This will bring up a window where you should name the this collection of data sets and click on "Create Collection" to save it to your history.

The newly named collection of long read data sets should now appear in your history.

Upload FASTQ via FTP

Upload paired-end data sets via FTP protocol:
Note
It is generally recommended to use the FTP protocol to upload large number of data sets to GalaxyTrakr. 

Please refer to the section 3.2.1 in the User Guide below and follow the directions to upload the data sets using the FTP protocol to GalaxyTrakr.

Galaxy+Genome+Trakr+User+Guide.pdf  

Once your paired-end data sets are uploaded, go to GalaxyTrakr and click on the "Upload Data" button. This should bring up the upload window overlay, and this time, click on the the "Choose FTP files" button as shown below.

Now, select the relevant files you uploaded via FTP protocol. In the example below, we are selecting 3 samples (circled in green) which equals to 6 files to be uploaded.

Then, first close the "FTP files" window (highlighted in yellow).

Safety information
Now, make sure to change the "Type (set all)" option to the corresponding extension of the files that were selected (see below) and then click on "Start" button to finish uploading the FTP files.

Since the files were pre-uploaded using an FTP client, the upload from the GalaxyTrakr interface should finish relatively quickly. Next, close the upload window by clicking on "Close" button.
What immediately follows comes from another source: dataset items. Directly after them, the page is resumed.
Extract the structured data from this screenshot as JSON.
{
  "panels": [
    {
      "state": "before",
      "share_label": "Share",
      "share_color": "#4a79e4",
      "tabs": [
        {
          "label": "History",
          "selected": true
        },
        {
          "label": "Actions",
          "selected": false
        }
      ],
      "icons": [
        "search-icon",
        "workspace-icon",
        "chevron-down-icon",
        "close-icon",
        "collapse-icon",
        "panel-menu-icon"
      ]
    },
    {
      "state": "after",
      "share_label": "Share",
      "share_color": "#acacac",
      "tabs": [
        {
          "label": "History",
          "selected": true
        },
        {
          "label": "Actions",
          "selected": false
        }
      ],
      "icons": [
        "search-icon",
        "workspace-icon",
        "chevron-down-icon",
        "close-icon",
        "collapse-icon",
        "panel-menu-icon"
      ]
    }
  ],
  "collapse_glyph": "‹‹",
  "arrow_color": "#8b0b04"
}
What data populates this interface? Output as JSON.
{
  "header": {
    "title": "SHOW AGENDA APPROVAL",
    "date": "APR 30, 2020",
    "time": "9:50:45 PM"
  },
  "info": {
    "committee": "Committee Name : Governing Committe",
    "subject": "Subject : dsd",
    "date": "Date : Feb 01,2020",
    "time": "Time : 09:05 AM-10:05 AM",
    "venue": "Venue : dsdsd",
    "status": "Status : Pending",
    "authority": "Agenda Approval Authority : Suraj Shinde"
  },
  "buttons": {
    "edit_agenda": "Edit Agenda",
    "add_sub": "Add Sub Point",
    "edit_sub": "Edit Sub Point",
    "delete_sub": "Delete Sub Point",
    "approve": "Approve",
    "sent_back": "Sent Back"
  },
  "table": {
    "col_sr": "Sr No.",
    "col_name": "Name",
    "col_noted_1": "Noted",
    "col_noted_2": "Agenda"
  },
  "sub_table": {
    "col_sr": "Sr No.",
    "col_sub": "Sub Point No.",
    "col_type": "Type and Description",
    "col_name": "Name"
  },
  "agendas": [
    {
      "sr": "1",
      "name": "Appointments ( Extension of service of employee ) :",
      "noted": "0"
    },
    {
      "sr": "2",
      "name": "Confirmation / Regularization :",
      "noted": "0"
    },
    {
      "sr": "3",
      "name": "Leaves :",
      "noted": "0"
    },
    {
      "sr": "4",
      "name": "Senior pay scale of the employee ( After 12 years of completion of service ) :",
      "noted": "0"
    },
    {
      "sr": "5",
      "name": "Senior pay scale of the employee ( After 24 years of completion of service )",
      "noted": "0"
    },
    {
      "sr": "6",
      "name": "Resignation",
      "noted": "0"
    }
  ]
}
Now the FTP uploaded files should appear in your history. We will create a new list of data pairs collection using these 6 files (3 samples).

Similar to step 3.8, we click on the "Checkbox" to select our 6 data set files (3 samples) and this time, we click on "Build List of Dataset Pairs" (highlighted in yellow) from the dropdown menu (green arrow).

Since the file names of our uploaded data sets ended in the following suffixes: _R1_001.fastq.gz and _R2_001.fastq.gz, we select _R1 to indicate our forward read and _R2 to indicate our reverse read from the drop down menus (highlighted in yellow).

Next, click on "Auto-pair" to pair these data set files.
Safety information
Make sure to uncheck the "Remove file extensions?" checkbox.

Finally, create a name for the collection and click on "Create collection" button.

Run Centriflaken on Long Reads

Run Centriflaken pipeline on long reads:

Now, choose "Centriflaken" pipeline from the tool navigation menu on the left under "CPIPES: Metagenomics".

Note
Alternatively, you can search for "Centriflaken" by typing in the "search tools" box.

Selecting the "Centriflaken" under "Metagenomics:CPIPES" will bring up the job submission form in GalaxyTrakr. Here we set a few required parameters to run the pipeline on our created collection of long read data sets.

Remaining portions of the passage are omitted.